Decidi então criar essa sobremesa com notas brasileiras, um abraço da memória de minha infância, que acaricia o coração.
Trouxe da última viagem ao Brasil canjica, fubá e goiabada, embora haja uma história na alfândega de Amsterdam em relação à goiabada, que é uma narrativa para outro momento.
Há tempos acariciava o desejo de cozinhar a canjica.

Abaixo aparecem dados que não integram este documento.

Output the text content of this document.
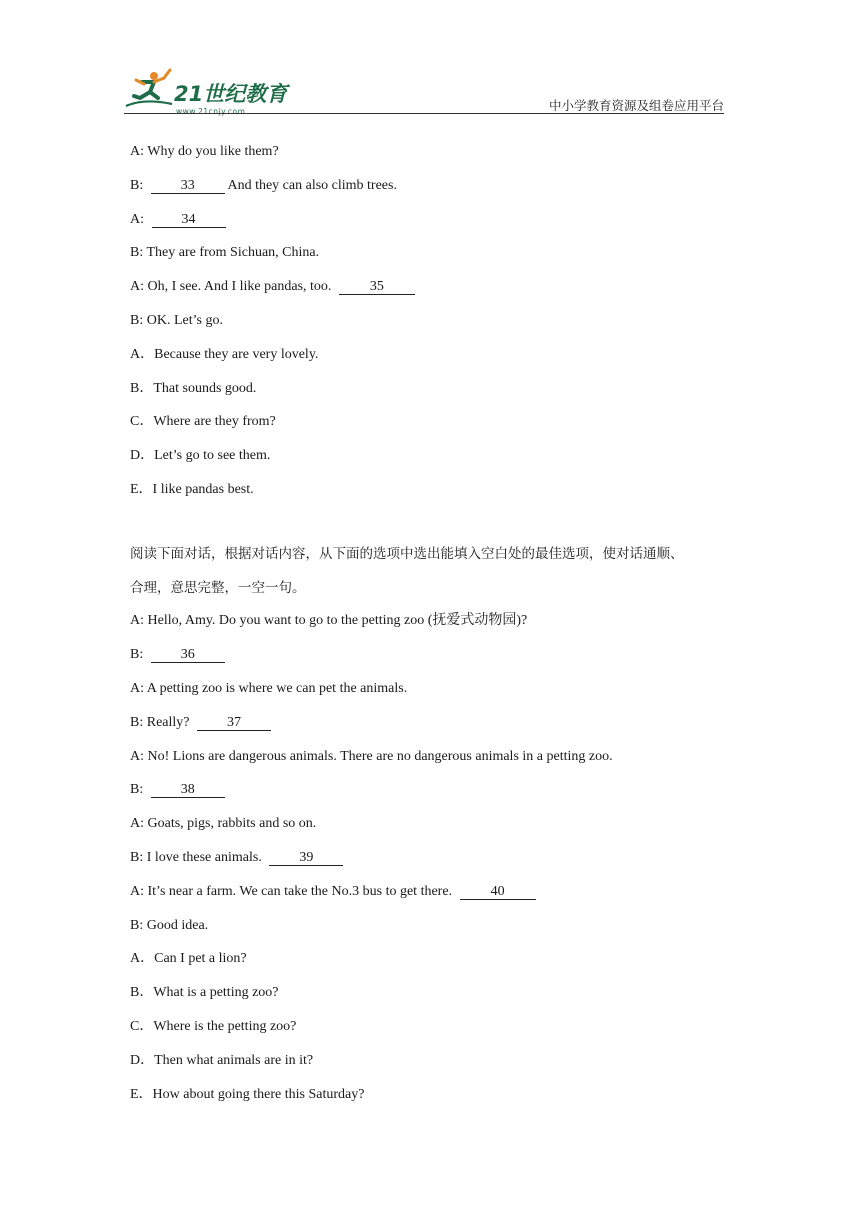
21世纪教育
www.21cnjy.com	中小学教育资源及组卷应用平台
A: Why do you like them?
B: 33 And they can also climb trees.
A: 34
B: They are from Sichuan, China.
A: Oh, I see. And I like pandas, too.	35
B: OK. Let’s go.
A．Because they are very lovely.
B．That sounds good.
C．Where are they from?
D．Let’s go to see them.
E．I like pandas best.
阅读下面对话，根据对话内容，从下面的选项中选出能填入空白处的最佳选项，使对话通顺、
合理，意思完整，一空一句。
A: Hello, Amy. Do you want to go to the petting zoo (抚爱式动物园)?
B: 36
A: A petting zoo is where we can pet the animals.
B: Really? 37
A: No! Lions are dangerous animals. There are no dangerous animals in a petting zoo.
B: 38
A: Goats, pigs, rabbits and so on.
B: I love these animals. 39
A: It’s near a farm. We can take the No.3 bus to get there.	40
B: Good idea.
A．Can I pet a lion?
B．What is a petting zoo?
C．Where is the petting zoo?
D．Then what animals are in it?
E．How about going there this Saturday?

Desde meados do ano, quando salivava todas as vezes que espiava o Instagram e contemplava meus conterrâneos ostentando cumbucas de canjicas servidas em diferentes versões. E a nostalgia me tocou o ombro, dando um oi de saudade de quando estava grávida do meu primeiro filho, Francisco. E em pleno verão, minha mãe fazia canjica para saciar meus desejos de maternidade.
E meu anseio de criar um Crème Anglaise de Canjica para servir com as peras despertou minha imaginação.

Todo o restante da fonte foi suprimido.